When describing the model, one can either use acquire/release, barrier/fence, or happens-before terminology. They all acheive the same goal, so I will simply choose one, acquire/release: an acquire operation means no loads or stores may move before it, and a release operation means no loads or stores may move after it. I can explain it with such simple terms because the CLR is homogeneous in the kinds of operations it permits or disallows to cross such a barrier, e.g. there’s never a case where loads may cross such a chasm but stores may not.
Despite the great article referenced above, I find that it’s still not entirely straightforward. It is important to code to a well-understood abstract model when writing lock-free code. For reference, here are the rules as I have come to understand them stated as simply as I can:
Rule 1: Data dependence among loads and stores is never violated.

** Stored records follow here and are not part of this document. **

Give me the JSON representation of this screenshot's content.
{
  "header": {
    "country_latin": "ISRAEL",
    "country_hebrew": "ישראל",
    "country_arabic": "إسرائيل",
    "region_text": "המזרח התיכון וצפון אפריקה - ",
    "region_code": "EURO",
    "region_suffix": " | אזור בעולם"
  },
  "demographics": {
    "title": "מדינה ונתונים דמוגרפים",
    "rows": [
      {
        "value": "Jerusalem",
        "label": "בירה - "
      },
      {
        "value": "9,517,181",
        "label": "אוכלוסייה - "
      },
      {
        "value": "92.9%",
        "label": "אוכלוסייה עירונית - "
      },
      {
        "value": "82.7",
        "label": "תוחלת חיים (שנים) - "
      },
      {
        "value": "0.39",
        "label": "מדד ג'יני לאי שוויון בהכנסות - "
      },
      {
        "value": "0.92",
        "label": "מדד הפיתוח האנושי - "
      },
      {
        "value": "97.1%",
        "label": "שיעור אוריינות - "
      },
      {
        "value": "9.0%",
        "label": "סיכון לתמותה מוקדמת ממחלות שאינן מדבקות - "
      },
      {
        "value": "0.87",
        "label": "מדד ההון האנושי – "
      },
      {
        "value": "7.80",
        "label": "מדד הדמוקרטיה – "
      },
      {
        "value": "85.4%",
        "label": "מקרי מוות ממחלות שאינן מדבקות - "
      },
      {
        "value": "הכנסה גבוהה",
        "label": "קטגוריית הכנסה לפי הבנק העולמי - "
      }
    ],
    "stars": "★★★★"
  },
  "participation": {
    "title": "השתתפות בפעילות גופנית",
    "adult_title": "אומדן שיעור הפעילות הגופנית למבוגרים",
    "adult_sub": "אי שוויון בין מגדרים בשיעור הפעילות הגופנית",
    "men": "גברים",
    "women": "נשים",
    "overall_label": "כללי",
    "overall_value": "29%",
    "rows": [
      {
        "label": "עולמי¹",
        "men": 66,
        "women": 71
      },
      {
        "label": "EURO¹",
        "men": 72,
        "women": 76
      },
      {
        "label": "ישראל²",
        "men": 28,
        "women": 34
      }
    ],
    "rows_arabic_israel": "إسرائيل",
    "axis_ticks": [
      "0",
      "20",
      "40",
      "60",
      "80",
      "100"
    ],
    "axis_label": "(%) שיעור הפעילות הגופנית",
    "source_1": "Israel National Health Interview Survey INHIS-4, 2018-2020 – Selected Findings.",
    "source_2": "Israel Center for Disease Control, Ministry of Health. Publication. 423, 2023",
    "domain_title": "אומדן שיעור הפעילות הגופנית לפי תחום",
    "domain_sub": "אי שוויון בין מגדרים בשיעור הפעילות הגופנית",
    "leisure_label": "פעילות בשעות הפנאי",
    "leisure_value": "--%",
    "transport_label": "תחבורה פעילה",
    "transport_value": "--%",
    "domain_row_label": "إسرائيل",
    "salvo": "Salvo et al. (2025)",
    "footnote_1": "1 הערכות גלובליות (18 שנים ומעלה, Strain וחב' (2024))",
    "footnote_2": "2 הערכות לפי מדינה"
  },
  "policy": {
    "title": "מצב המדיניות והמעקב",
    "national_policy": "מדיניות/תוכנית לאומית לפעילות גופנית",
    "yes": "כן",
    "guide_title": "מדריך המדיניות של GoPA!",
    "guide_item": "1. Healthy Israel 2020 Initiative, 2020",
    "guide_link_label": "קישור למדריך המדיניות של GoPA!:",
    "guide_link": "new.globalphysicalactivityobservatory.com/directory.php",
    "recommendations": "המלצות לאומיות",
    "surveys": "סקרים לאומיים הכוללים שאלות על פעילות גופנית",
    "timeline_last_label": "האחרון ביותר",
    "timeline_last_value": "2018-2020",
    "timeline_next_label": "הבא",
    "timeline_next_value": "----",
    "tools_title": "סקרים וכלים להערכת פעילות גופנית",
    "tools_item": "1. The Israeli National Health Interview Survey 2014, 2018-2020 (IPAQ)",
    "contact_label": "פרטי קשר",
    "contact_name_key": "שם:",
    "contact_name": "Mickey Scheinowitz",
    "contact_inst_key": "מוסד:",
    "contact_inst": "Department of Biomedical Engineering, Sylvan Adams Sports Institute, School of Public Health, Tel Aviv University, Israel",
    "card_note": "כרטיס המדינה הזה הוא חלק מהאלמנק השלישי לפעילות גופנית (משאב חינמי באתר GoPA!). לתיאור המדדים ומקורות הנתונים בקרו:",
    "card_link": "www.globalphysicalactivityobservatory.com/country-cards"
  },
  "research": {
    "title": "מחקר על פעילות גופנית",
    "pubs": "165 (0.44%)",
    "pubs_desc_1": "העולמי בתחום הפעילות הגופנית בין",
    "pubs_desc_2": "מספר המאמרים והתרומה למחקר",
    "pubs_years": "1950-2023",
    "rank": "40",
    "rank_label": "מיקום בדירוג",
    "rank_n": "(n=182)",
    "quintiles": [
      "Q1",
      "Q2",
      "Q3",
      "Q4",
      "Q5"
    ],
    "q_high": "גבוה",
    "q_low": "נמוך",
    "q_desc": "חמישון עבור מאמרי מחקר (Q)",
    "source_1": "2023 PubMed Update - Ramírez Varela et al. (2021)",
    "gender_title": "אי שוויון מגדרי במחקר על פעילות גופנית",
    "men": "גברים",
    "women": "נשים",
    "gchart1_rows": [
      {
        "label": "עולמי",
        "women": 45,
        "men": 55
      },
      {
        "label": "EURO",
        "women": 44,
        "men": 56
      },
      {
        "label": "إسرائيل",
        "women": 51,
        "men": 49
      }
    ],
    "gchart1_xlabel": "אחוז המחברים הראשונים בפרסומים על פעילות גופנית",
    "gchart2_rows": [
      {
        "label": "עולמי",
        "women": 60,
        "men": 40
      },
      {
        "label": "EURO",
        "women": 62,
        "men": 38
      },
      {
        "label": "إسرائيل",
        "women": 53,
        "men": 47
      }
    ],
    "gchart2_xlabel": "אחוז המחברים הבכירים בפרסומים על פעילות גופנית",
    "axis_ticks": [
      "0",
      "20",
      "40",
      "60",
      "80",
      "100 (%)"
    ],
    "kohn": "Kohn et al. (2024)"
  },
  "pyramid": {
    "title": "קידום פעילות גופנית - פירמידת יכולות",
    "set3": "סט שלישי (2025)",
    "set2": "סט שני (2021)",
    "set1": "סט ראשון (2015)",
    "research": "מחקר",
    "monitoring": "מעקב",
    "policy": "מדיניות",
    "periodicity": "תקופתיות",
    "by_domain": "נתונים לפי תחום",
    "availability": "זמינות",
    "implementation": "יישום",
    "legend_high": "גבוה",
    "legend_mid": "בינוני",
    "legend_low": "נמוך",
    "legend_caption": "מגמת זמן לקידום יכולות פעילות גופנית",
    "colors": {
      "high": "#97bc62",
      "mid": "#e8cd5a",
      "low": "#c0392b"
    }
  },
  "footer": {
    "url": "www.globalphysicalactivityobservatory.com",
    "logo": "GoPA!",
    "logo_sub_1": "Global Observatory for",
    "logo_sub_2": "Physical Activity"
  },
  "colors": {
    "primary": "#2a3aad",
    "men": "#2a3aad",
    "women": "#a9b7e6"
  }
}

Rule 2: All stores have release semantics, i.e. no load or store may move after one.
Rule 3: All volatile loads are acquire, i.e. no load or store may move before one.
Rule 4: No loads and stores may ever cross a full-barrier (e.g. Thread.MemoryBarrier, lock acquire, Interlocked.Exchange, Interlocked.CompareExchange, etc.).
Rule 5: Loads and stores to the heap may never be introduced.
Rule 6: Loads and stores may only be deleted when coalescing adjacent loads and stores from/to the same location.
Note that by this definition, non-volatile loads are not required to have any sort of barrier associated with them. So loads may be freely reordered, and writes may move after them (though not before, due to Rule 2). With this model, the only true case where you’d truly need the strength of a full-barrier provided by Rule 4 is to prevent reordering in the case where a store is followed by a volatile load. Without the barrier, the instructions may reorder.
It is unfortunate that we’ve never gone to the level of detail and thoroughness the Java memory model folks have gone to. We have constructed our model over years of informal work and design-by-example, but something about the JMM approach is far more attractive. Lastly, what I’ve described applies to the implemented memory model, and not to what was specified in ECMA. So this is apt to change from one implementation to the next. I have no idea what Mono implements, for example.